Each of these pieces of software has its place, but most of that depends on you and your needs. If you’re looking to dramatically improve both your writing and your understanding of your writing style (and you have infinite time to get lost in the seedy underbelly of The Writing Universe) then AutoCrit and ProWritingAid can take you there. If you’re only seeking a little assistance along the way, try the lighter weight of Hemingway or Grammarly.

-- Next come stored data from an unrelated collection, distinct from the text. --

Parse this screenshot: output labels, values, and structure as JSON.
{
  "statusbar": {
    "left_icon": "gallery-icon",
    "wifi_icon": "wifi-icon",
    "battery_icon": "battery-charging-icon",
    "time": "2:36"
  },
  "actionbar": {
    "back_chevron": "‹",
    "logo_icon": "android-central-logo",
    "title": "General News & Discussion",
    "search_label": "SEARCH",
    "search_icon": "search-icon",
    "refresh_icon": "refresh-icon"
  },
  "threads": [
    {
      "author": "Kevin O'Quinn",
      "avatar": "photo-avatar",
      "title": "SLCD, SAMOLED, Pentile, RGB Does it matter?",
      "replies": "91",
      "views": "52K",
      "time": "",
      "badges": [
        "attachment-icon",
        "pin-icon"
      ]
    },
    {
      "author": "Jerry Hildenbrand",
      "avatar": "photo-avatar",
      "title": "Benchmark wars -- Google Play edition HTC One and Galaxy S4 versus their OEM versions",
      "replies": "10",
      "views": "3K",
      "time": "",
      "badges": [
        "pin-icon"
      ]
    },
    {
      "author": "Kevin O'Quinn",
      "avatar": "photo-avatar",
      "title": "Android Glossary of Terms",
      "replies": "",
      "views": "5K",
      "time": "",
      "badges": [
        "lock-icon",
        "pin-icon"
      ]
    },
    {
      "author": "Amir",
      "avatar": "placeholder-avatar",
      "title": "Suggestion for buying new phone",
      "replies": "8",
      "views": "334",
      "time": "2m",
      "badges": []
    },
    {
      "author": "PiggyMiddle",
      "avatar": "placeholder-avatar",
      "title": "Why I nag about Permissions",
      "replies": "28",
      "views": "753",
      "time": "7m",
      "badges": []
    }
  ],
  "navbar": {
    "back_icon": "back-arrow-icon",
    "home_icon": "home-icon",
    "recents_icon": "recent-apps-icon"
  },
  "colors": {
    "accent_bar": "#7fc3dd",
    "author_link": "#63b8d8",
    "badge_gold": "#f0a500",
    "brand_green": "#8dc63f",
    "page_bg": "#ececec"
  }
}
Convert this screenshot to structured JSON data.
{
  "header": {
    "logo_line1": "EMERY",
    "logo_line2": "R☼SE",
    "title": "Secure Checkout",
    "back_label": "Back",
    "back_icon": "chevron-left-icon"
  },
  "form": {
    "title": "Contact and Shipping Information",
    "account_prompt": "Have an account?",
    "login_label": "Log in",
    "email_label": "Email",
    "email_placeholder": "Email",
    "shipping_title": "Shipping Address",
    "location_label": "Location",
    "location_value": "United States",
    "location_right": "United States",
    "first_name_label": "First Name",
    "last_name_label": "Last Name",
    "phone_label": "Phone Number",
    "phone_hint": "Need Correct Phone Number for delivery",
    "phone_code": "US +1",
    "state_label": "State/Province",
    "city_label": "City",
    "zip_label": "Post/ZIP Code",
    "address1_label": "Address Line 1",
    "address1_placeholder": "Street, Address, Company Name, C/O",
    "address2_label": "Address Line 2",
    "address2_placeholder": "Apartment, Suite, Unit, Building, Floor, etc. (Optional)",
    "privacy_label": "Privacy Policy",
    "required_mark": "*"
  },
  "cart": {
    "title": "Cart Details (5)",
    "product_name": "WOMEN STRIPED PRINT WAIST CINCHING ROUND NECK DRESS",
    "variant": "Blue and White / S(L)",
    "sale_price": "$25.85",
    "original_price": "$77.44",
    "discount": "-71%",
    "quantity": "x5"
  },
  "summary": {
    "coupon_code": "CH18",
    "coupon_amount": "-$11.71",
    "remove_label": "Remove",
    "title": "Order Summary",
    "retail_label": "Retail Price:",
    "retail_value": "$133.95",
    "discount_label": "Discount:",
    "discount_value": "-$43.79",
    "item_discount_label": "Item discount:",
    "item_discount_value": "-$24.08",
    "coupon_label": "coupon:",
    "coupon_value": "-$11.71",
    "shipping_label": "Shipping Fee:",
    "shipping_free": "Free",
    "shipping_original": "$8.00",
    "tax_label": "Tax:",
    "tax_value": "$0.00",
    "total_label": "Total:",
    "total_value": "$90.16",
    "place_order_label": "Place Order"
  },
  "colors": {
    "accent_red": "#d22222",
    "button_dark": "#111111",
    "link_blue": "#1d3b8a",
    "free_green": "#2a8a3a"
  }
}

While these tools help, however, they’re by no means infallible. I made some great changes along the way. I improved my readability, lost (a little) love for adverbs, and recognized some key areas where I tend to have trouble. That’s not the end game, though. Helpful as they may be, these tools won’t replace your human editor–and that’s a good thing. A human editor does far more than say, “This sentence is bad.” (Or at least, they should. If the only feedback you get from your editor reads like that, it’s time for a new editor.) Find someone you work well with–someone whose guidance, opinions, and pointers you trust, and let them lead you in you those last key steps to completing your next writing project.
Your turn: have you tried any auto editing software? What was your takeaway? I’d love to hear from you!